Convener: Paul Borrill

Notes-taker(s): Paul Borrill, Andy Radle


Tags for the session - technology discussed/ideas considered


Discussion notes, key understandings, outstanding questions, observations, and, if appropriate to this discussion: action items, next steps:


Identity and The trouble with timestamps


References


https://www.youtube.com/watch?v=CWF3QnfihL4 (Paul’s talk on Lamport’s Seminal Paper is the main talk, starts 32:30 in — slides).


https://www.youtube.com/watch?v=SfvouFIVCmQ (Paul's 2014 talk, more on the physics intro. — slides).


Without getting into the Quantum Information Theory, the basic idea (for computer scientists) is that time is a 1-dimensional phenonemon (along a path of constantly reversing information and time between an entangled pair). Bell’s inequalities have been telling us for a long time now that there is something wrong with Minkowski spacetime. Summary. The original paper is here.


Alan Karp and Paul Borrill are currently scheduled to do a further Talk at Stanford on November 16th,2016, where we will demonstrate a new link protocol with the property “I know that you know that I know” (IKTYKTIK), which allows us to replace failure detectors, timeouts and heartbeats in scalable distributed systems for datacenters.


We view time as Aristotelian: “change we can count”. By change, we mean quantum information, subject to the Born squared modulus rule when observed locally.

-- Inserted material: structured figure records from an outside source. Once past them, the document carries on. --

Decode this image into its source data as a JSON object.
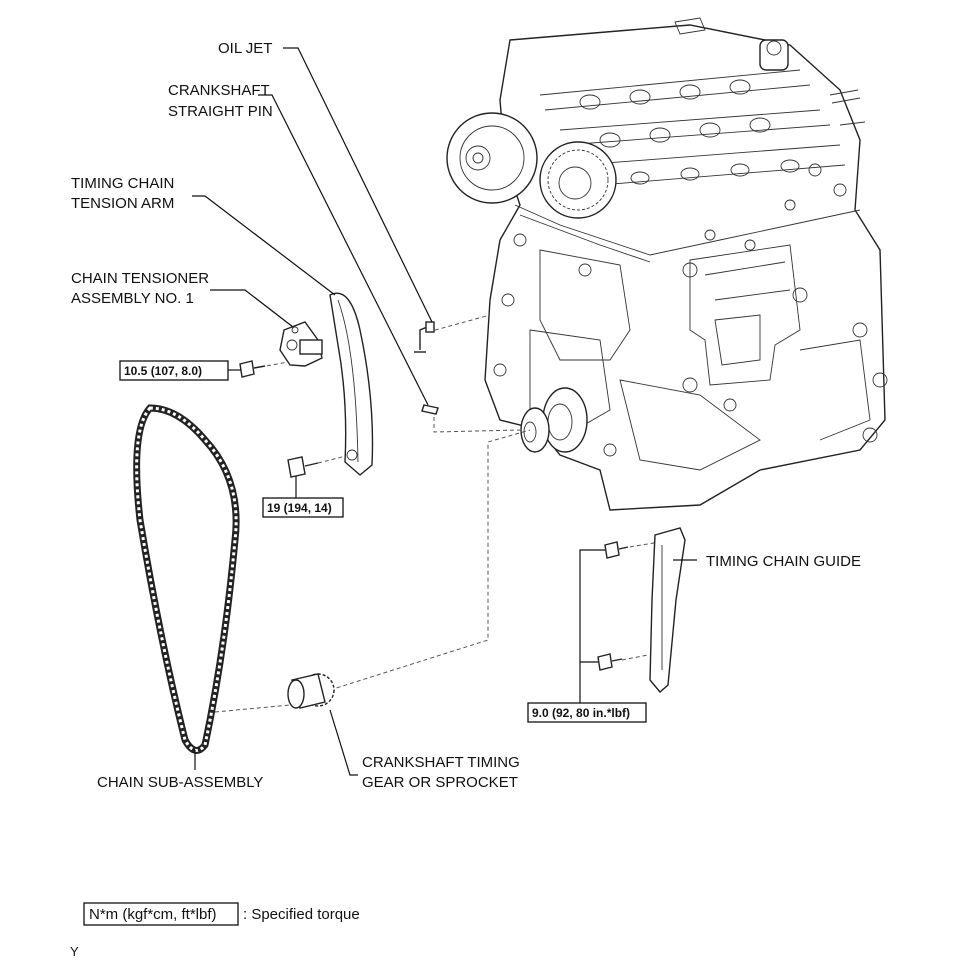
{
  "labels": {
    "oil_jet": "OIL JET",
    "crank_pin_1": "CRANKSHAFT",
    "crank_pin_2": "STRAIGHT PIN",
    "tension_arm_1": "TIMING CHAIN",
    "tension_arm_2": "TENSION ARM",
    "tensioner_1": "CHAIN TENSIONER",
    "tensioner_2": "ASSEMBLY NO. 1",
    "chain_guide": "TIMING CHAIN GUIDE",
    "chain_sub": "CHAIN SUB-ASSEMBLY",
    "sprocket_1": "CRANKSHAFT TIMING",
    "sprocket_2": "GEAR OR SPROCKET"
  },
  "torques": {
    "tensioner_bolt": "10.5 (107, 8.0)",
    "arm_bolt": "19 (194, 14)",
    "guide_bolts": "9.0 (92, 80 in.*lbf)"
  },
  "legend": {
    "unit_box": "N*m (kgf*cm, ft*lbf)",
    "text": ": Specified torque"
  },
  "corner_code": "Y"
}
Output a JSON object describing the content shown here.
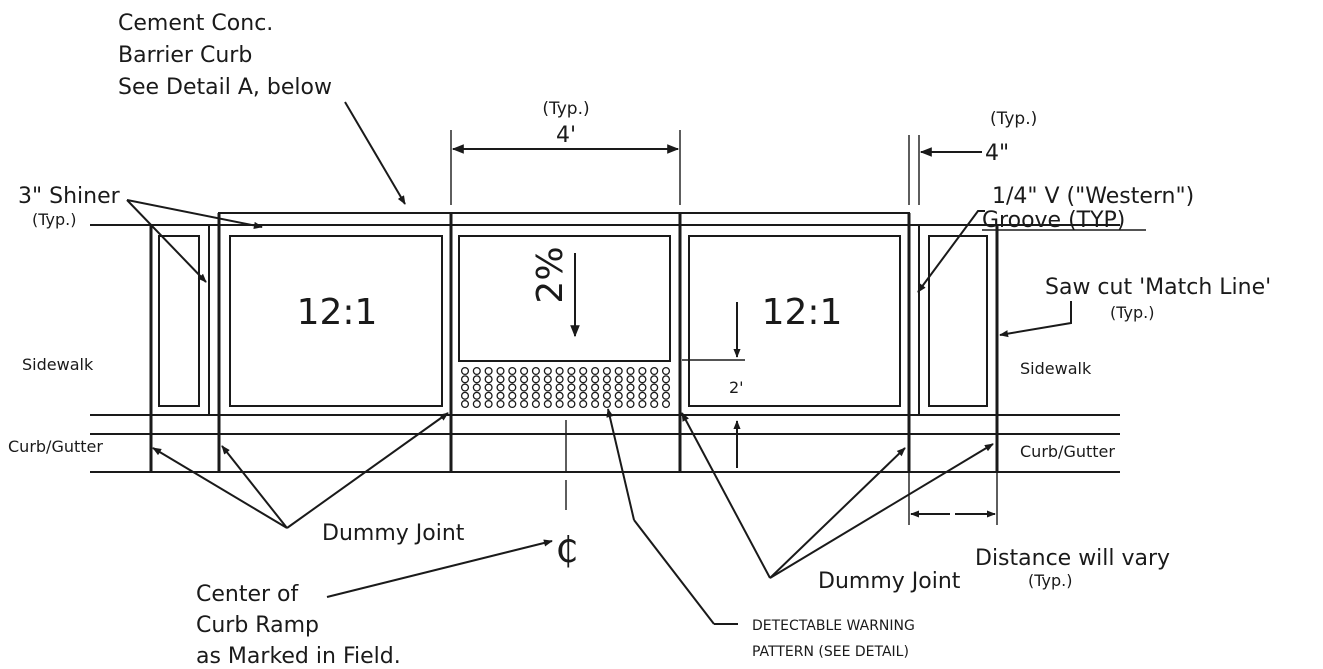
{
  "labels": {
    "barrier_curb": [
      "Cement Conc.",
      "Barrier Curb",
      "See Detail A, below"
    ],
    "shiner": "3\" Shiner",
    "shiner_typ": "(Typ.)",
    "width_typ": "(Typ.)",
    "width": "4'",
    "groove_width_typ": "(Typ.)",
    "groove_width": "4\"",
    "groove": [
      "1/4\" V (\"Western\")",
      "Groove (TYP)"
    ],
    "slope_left": "12:1",
    "slope_right": "12:1",
    "grade": "2%",
    "sidewalk_left": "Sidewalk",
    "sidewalk_right": "Sidewalk",
    "curb_gutter_left": "Curb/Gutter",
    "curb_gutter_right": "Curb/Gutter",
    "saw_cut": "Saw cut 'Match Line'",
    "saw_cut_typ": "(Typ.)",
    "warning_depth": "2'",
    "dummy_joint_left": "Dummy Joint",
    "dummy_joint_right": "Dummy Joint",
    "centerline": "₵",
    "distance_vary": "Distance will vary",
    "distance_typ": "(Typ.)",
    "center_ramp": [
      "Center of",
      "Curb Ramp",
      "as Marked in Field."
    ],
    "detectable_warning": [
      "DETECTABLE WARNING",
      "PATTERN (SEE DETAIL)"
    ]
  }
}
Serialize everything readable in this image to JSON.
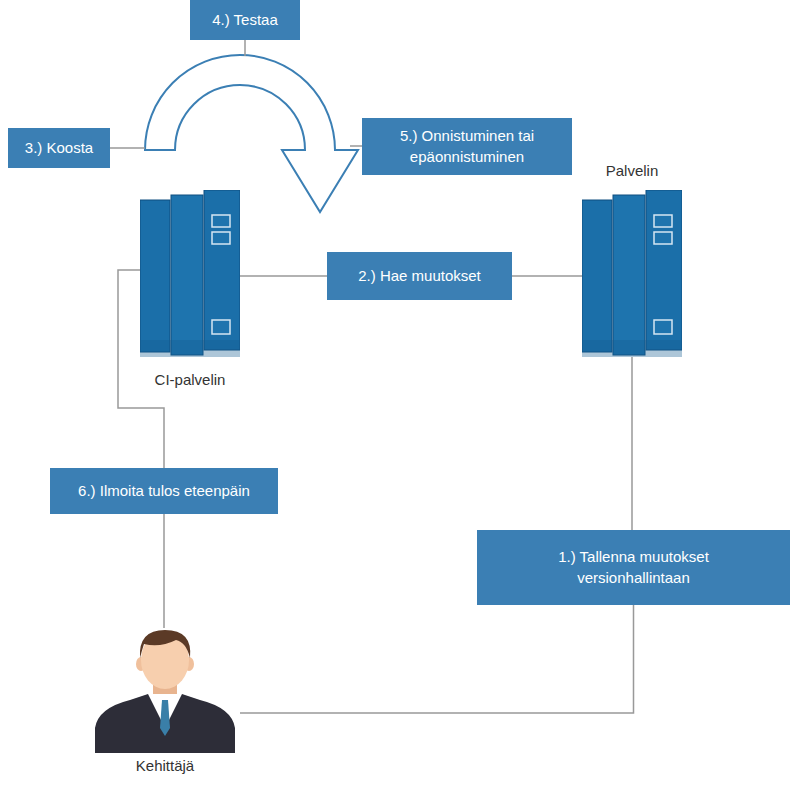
{
  "diagram": {
    "nodes": [
      {
        "text": [
          "4.) Testaa"
        ]
      },
      {
        "text": [
          "3.) Koosta"
        ]
      },
      {
        "text": [
          "5.) Onnistuminen tai epäonnistuminen"
        ]
      },
      {
        "text": [
          "Palvelin"
        ]
      },
      {
        "text": [
          "CI-palvelin"
        ]
      },
      {
        "text": [
          "2.) Hae muutokset"
        ]
      },
      {
        "text": [
          "6.) Ilmoita tulos eteenpäin"
        ]
      },
      {
        "text": [
          "1.) Tallenna muutokset versionhallintaan"
        ]
      },
      {
        "text": [
          "Kehittäjä"
        ]
      }
    ],
    "edges": [
      {
        "from": 4,
        "to": 5,
        "arrow": "none"
      },
      {
        "from": 5,
        "to": 3,
        "arrow": "none"
      },
      {
        "from": 4,
        "to": 6,
        "arrow": "none"
      },
      {
        "from": 6,
        "to": 8,
        "arrow": "none"
      },
      {
        "from": 3,
        "to": 7,
        "arrow": "none"
      },
      {
        "from": 7,
        "to": 8,
        "arrow": "none"
      }
    ]
  }
}
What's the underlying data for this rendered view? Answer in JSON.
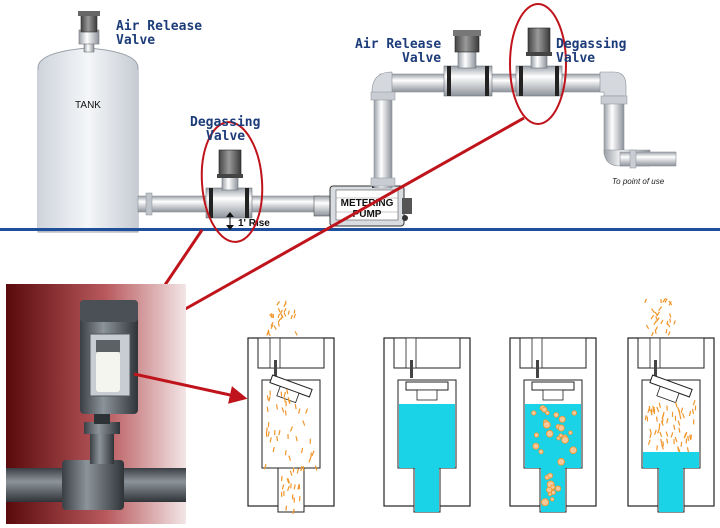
{
  "labels": {
    "tank": "TANK",
    "air_release_left_line1": "Air Release",
    "air_release_left_line2": "Valve",
    "air_release_right_line1": "Air Release",
    "air_release_right_line2": "Valve",
    "degassing_top_line1": "Degassing",
    "degassing_top_line2": "Valve",
    "degassing_mid_line1": "Degassing",
    "degassing_mid_line2": "Valve",
    "rise": "1' Rise",
    "pump_line1": "METERING",
    "pump_line2": "PUMP",
    "point_of_use": "To point of use"
  },
  "colors": {
    "label_text": "#1d3c7a",
    "ground_line": "#1f4f9a",
    "callout_red": "#c0141c",
    "liquid_cyan": "#1ad3e6",
    "gas_orange": "#f0962a"
  },
  "cutaway_states": [
    {
      "liquid": "none",
      "gas": "venting"
    },
    {
      "liquid": "full",
      "gas": "none"
    },
    {
      "liquid": "full",
      "gas": "bubbles"
    },
    {
      "liquid": "low",
      "gas": "venting"
    }
  ]
}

The subtime conjecture predicts that: (a) time emerges from entanglement, and (b) entanglement is real, but quantum computing is an illusion. An experimental illustration that time emerges from quantum entanglement was published by Maccone, Lloyd & others. And benchmarks of the D-Wave Machine appear, according to Scott Aaronson, to show no evidence of quantum speedup. Checkout the Google hangout on November 8th: https://plus.google.com/+QplusHangouts/posts/EoCJW8wGrDi


While these results may be far from conclusive from a scientific perspective, if this insight turns out to be even partly correct, it opens up the potential for a revolution in the computer industry by transforming the way we incorporate the concept of time (liveness) in the design of hardware, software, networks, protocols and storage; and the potential to dramatically simplify the algorithms that govern consistency in distributed systems such as consensus, atomic broadcast and transactions.


This is why we (at EARTH Computing, inc) are looking at the fundamentals of communication between computers to create our company’s mission of simplicity, resilience & security.